Anti-Wrinkle Compounds Can Be Absorbed As Food
Fortunately, there is a much easier way to get anti-wrinkle compounds into the body; and that is through the mouth. What we eat has a very high chance of finding its way into the blood stream, organs and tissues of the body, including the skin. So why not simply eat the antioxidants, vitamins, minerals, collagen stimulators, and all the other ingredients our skin needs to be healthy? They are abundant in everyday foods, and they cost much less than when packaged in ineffective anti-aging creams.

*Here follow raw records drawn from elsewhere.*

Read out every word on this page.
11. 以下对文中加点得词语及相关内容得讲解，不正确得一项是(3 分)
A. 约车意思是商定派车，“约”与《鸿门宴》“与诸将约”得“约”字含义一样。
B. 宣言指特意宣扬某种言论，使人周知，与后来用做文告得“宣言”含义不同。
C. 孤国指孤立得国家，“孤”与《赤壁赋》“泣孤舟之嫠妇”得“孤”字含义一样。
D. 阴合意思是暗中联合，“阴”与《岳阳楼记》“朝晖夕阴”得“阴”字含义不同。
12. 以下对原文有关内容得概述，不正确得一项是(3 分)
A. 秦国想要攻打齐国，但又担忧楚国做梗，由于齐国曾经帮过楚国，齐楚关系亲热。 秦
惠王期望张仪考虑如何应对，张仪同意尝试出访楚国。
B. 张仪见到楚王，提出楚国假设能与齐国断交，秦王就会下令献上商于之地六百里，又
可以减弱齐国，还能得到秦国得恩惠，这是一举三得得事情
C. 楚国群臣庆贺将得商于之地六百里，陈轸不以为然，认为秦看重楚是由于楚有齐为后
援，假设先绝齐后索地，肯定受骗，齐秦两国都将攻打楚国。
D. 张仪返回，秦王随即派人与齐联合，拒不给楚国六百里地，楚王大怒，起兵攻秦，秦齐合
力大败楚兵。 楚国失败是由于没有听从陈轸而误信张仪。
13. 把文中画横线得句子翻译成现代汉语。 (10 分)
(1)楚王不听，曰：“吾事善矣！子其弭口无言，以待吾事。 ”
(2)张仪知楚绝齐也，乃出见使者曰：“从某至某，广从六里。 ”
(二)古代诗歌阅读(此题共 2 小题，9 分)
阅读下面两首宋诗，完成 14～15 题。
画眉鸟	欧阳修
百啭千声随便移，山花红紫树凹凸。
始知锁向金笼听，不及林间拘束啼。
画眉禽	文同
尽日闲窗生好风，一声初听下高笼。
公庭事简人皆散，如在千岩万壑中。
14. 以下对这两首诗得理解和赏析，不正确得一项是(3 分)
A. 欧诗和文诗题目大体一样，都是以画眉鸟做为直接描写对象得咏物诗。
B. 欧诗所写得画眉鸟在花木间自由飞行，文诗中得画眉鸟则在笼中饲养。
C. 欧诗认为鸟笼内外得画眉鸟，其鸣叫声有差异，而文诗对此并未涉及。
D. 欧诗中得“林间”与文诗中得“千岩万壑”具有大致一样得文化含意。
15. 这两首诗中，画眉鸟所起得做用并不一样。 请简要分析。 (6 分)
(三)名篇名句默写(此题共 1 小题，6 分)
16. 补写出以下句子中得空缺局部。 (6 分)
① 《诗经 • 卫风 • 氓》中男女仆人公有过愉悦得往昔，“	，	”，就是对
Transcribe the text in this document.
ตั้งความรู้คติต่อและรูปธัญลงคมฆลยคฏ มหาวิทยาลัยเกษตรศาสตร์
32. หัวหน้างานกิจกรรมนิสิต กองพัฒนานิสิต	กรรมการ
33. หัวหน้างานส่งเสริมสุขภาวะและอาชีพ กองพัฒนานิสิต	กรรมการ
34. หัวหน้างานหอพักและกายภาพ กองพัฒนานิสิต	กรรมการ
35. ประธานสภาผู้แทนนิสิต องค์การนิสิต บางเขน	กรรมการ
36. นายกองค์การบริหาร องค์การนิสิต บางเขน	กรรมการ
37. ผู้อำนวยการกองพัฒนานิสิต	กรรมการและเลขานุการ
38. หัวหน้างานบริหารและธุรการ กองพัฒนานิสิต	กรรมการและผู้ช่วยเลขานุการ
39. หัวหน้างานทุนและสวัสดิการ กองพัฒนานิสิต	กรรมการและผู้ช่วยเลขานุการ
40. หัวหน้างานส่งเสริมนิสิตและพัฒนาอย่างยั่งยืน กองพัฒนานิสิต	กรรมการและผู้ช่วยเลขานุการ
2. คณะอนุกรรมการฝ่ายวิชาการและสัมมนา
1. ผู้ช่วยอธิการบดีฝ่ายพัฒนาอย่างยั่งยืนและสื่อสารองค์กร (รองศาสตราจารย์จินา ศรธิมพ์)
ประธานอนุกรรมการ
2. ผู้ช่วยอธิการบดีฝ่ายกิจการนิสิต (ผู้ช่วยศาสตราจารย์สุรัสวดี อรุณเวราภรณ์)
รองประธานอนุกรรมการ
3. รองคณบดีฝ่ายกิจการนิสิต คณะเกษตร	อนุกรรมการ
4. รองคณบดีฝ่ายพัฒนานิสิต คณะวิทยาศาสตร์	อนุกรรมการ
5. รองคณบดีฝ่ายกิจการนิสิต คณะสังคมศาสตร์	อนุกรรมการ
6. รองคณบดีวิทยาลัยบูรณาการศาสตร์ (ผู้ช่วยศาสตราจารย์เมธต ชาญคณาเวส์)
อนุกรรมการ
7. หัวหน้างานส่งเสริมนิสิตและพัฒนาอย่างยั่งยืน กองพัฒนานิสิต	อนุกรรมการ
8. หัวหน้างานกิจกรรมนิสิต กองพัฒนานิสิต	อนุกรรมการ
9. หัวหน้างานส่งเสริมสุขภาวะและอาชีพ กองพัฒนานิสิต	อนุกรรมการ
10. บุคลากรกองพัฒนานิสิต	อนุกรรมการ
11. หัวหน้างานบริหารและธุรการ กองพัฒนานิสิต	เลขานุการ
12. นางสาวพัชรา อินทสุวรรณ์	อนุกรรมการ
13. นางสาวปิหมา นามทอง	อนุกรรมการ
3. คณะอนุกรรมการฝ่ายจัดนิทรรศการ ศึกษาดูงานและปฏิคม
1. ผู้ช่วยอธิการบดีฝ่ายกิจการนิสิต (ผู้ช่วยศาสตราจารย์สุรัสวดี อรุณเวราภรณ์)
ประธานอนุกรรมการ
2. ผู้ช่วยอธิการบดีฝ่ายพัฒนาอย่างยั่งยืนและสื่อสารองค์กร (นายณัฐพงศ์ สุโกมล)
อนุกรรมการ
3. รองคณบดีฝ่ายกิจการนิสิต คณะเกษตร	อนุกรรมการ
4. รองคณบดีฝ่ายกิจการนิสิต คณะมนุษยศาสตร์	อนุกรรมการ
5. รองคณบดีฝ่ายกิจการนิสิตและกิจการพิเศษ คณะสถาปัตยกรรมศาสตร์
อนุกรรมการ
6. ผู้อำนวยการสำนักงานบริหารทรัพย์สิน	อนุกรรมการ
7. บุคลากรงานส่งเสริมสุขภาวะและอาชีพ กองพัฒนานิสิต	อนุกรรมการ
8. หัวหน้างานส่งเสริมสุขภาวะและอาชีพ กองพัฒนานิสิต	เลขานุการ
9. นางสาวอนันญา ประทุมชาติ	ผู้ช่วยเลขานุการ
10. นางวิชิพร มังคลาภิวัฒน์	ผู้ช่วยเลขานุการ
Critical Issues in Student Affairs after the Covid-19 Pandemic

There Are Many Proven Anti-Aging Foods
Why try and force stuff through the skin when we have an efficient digestive system and ample evidence that using it well causes all kinds of good things to happen to our health and our skin; not to mention our pocket-book?
Why Not Eat Them?
To slow the breakdown of collagen (now we are talking real anti-aging), try a daily cup of white or green tea; for the vitamin C needed for collagen production, try a daily orange. Add a few walnuts every day, and you have increased your omega-3 and good fat intake. It does not take a cabinet full of skincare products to rejuvenate dry skin; just a sensible approach to caring for ourselves.
The Side Effects Are All Good
As we eat foods rich in nutrients that support our skin, the rest of our body benefits, and we take on the glow of health. Rejuvenating dry skin is an inside as well as an outside job, and if you want the best results, you are best off doing both.